Jake blinks, frozen half-way through the motion of licking his ice cream cone. Amy’s staring at him like he’s just gone and grown a second head, her own ice cream dripping down her cone, dangerously close to her fingers. “I’m sorry,” he says once he’s recovered, “what did I do?”
“I just got it,” she says, smug and self-assured, and her conviction tickles in the space between his ribs. “I just understood your stupid little inside joke.”
“...’kay, wanna fill me in, then? ‘Cause I definitely don’t get it.”
“You once told me that I’d be the first to know when you found your soulmate.” He furrows his brow, before the memory comes flooding back all at once. “I thought you were just being your usual annoyingly sarcastic self, but you were messing with me, weren’t you?”
“I’m always messing with you, Santiago,” he nudges her side with his elbow and she huffs, playfully indignant. “But, yeah, I was definitely messing with you then.”
“Well that officially makes you a liar. J’accuse!”
He lets out an indignant squawk around his ice cream. “I never lied to you about us being soulmates!”
“Excuse me, but you most certainly did lie!”
“I need receipts or I’m not paying, lady.”
“You told me I’d be the first to know when you found your soulmate - otherwise known as me - but you admitted yourself on our first date that you told Charles first!”
“When I was drunk! My critical thinking skills were compromised! My judgement impaired! Sober Jake would never in a million years -”
“Dissociate and place blame all you want, Peralta, you lied and I caught you red-handed.”
It’s hard to maintain the facade of defense when her amusement and affection are just short of suffocating; after a moment of grappling, he breaks, a broad grin splitting across his face, which she immediately mirrors. “Fine,” he sighs - not an ounce of dejection anywhere in sight. “I’m sorry that I lied and said you’d be the first to know when I actually drunkenly told Charles first. How can I ever make it up to you?”
She pretends to mull it over - she pretends she can’t feel every last ounce of his affection rearing up like a tidal wave at the way the neon pawn shop lights glow against her skin - and then her bright, happy gaze fixates on his face. “You can take me back to my apartment and pretend to watch a movie while we make out on the couch instead.”
“If I have to.”
She lets out a laugh and snatches his hand, but before she can bound off town the street, he tugs her back with just enough force that she stumbles, right into his chest.

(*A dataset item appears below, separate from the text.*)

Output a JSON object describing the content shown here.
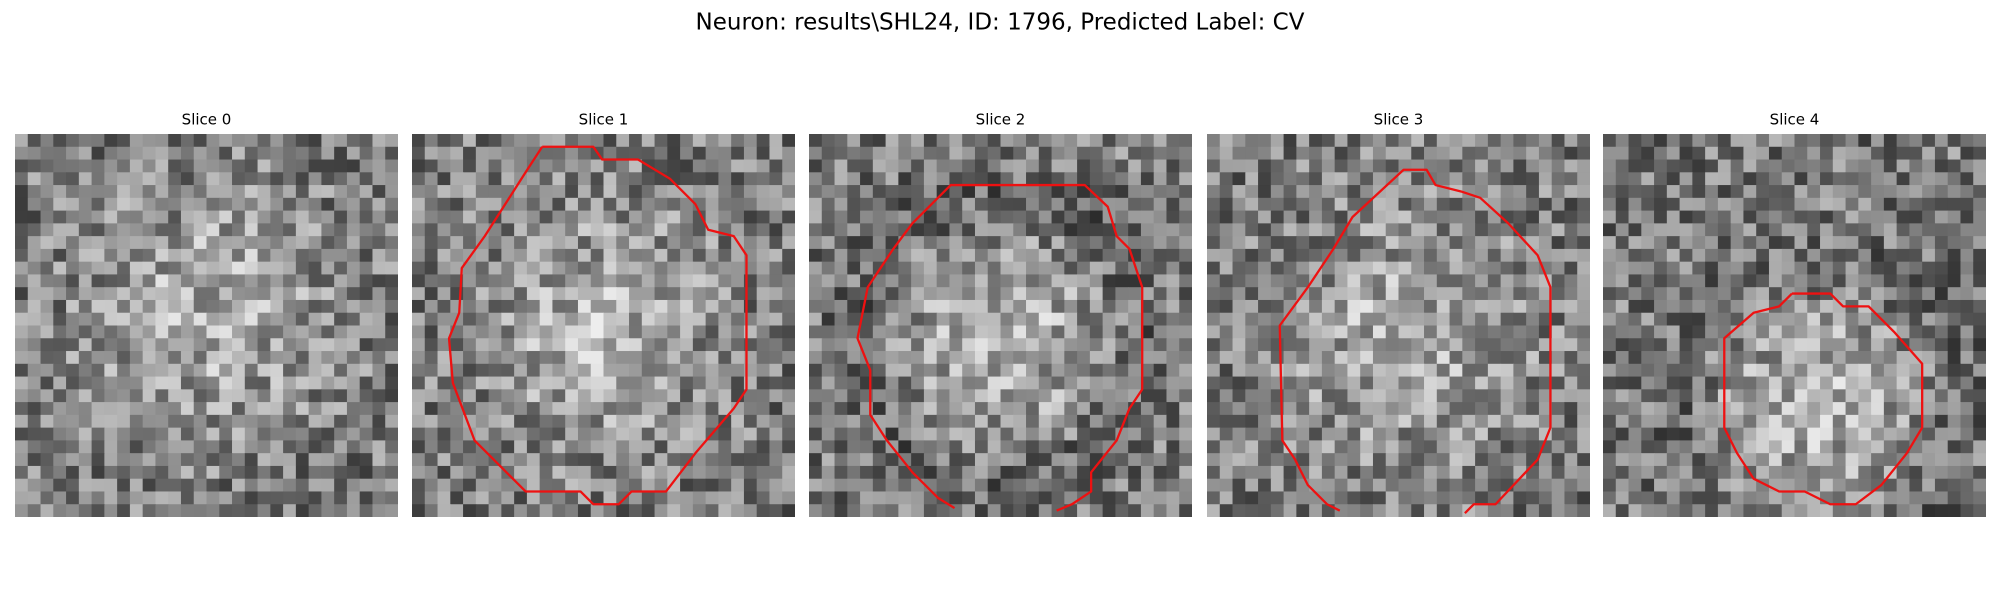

He swallows her surprised gasp, humming at the mingling taste of his chocolate ice cream and her strawberry; there’s a distinct splat of her ice cream hitting the sidewalk as she lifts both arms up over his shoulders to curl around the back of his neck, curving his back just slightly to better reach her.
“Never gets old,” she whispers against his lips, fingers gently combing through his hair as they slowly break apart.
“You know what else never gets old?”
“Hm?”
“Die Hard.”
“We are not watching Die Hard. Absolutely not.”
“What if I’m the big spoon tonight?”
“Nope.”
“What if I’m the big spoon and I make pancakes in the morning?”
“You’re gonna have to do better than that.”
“Big spoon, pancakes, and I’ll convince Rosa to sub in for you on that stakeout with Charles next week so you can go to that exhibit at the Met?”
“You really are my soulmate, aren’t you?”